The government brought forward the election from February, when it will be locked in delicate negotiations with the cash-starved country's creditors, the European Union and the International Monetary Fund.
But the gamble to stave off uncertainty during those talks may well backfire, given the government's slender 155-seat majority in the chamber -- and the rise of the opposition radical leftist party Syriza, which wants to end a four-year austerity drive and re-negotiate Greece's bailout.
Analysts on Wednesday said the government was hoping to win over half a dozen opposition deputies tonight, and a few more next week, before the deciding vote on December 29.
But a number of deputies it had counted on voted the opposite way, or did not attend the session.
Conservative premier Samaras said just hours before lawmakers were due to vote that rejecting his presidential nominee could prove "fatal to the European development of the country".
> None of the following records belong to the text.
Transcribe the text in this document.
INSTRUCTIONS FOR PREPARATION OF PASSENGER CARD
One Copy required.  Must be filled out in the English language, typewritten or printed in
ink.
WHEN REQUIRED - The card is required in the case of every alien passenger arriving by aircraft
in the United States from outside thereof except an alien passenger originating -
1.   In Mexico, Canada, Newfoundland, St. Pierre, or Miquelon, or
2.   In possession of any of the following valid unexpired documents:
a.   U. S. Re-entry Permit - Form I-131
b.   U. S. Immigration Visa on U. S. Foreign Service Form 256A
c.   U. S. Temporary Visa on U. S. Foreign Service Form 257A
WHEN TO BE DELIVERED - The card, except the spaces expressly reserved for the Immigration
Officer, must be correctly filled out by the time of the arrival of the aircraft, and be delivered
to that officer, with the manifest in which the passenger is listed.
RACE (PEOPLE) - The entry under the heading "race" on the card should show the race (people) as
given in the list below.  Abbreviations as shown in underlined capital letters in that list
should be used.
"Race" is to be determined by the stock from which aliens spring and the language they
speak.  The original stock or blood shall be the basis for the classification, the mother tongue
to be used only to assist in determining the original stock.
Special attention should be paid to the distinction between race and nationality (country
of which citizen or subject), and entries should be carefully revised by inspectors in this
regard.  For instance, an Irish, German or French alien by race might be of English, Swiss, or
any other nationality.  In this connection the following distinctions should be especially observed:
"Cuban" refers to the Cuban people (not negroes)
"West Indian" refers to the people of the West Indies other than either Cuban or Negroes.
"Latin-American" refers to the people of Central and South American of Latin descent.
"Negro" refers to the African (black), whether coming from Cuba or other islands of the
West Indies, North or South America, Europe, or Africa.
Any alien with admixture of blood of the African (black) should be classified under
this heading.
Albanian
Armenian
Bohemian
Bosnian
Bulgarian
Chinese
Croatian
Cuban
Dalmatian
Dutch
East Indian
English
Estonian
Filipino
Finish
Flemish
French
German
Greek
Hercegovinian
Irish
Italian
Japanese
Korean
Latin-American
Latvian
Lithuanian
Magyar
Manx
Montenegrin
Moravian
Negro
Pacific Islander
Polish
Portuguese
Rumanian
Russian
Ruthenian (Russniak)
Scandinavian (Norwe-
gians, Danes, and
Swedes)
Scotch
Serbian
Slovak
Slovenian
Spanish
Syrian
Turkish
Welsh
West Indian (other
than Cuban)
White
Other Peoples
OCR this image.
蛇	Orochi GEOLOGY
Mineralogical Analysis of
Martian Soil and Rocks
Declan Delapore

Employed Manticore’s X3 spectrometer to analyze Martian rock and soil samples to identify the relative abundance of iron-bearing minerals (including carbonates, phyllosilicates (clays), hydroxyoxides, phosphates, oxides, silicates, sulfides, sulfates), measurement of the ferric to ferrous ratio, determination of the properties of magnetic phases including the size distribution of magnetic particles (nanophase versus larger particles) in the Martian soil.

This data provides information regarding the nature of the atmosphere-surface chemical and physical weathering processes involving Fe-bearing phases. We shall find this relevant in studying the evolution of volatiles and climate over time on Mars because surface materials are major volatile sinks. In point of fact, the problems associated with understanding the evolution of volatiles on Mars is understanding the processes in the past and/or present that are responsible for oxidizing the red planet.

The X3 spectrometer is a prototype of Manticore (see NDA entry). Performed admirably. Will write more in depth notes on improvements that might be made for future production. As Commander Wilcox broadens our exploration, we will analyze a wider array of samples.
Any snap elections would happen at a time when Syriza is leading opinion polls, and could therefore roll back years of painful reforms forced through by the government in exchange for bailouts worth 240 billion euros ($300 billion).
Samaras's gamble has sent shockwaves through the markets, with stocks in Athens last week losing more than a fifth of their value over four trading days.
They edged up on Wednesday and closed with a 3.33-percent gain.
The vote will be closely followed across Europe, where the fate of Greece, and its place in the eurozone, is not secure.
ING bank analysts said "today we have the beginnings of what could be a Greek tragedy," while IG analyst Stan Shamu said "the first round of voting in Greece... always has the potential to cause some volatility".
Bank of Greece chief Yannis Stournaras warned Monday that "the crisis of the last few days is now taking on a serious dimension".
A change in government could lead to market volatility that could pose a "great danger of irreparable damage to the Greek economy", Stournaras said.
Thibault Mercier, an analyst at BNP Paribas, said however that Greece's budgetary situation was better now than at the height of the Greek debt crisis in 2012.
The economy is forecast to grow at 2.9 percent next year, after six years of recession that left about a fifth of the population unemployed.
Its public deficit is now forecast to reach just 0.2 percent of output in 2015, down sharply from 15 percent just five years ago.
European Economic Affairs Commissioner Pierre Moscovici, on a visit to Athens on the eve of the vote, also argued the situation had improved since 2012.
"Greece's place is in Europe. That place is not threatened like it was in the past," he said.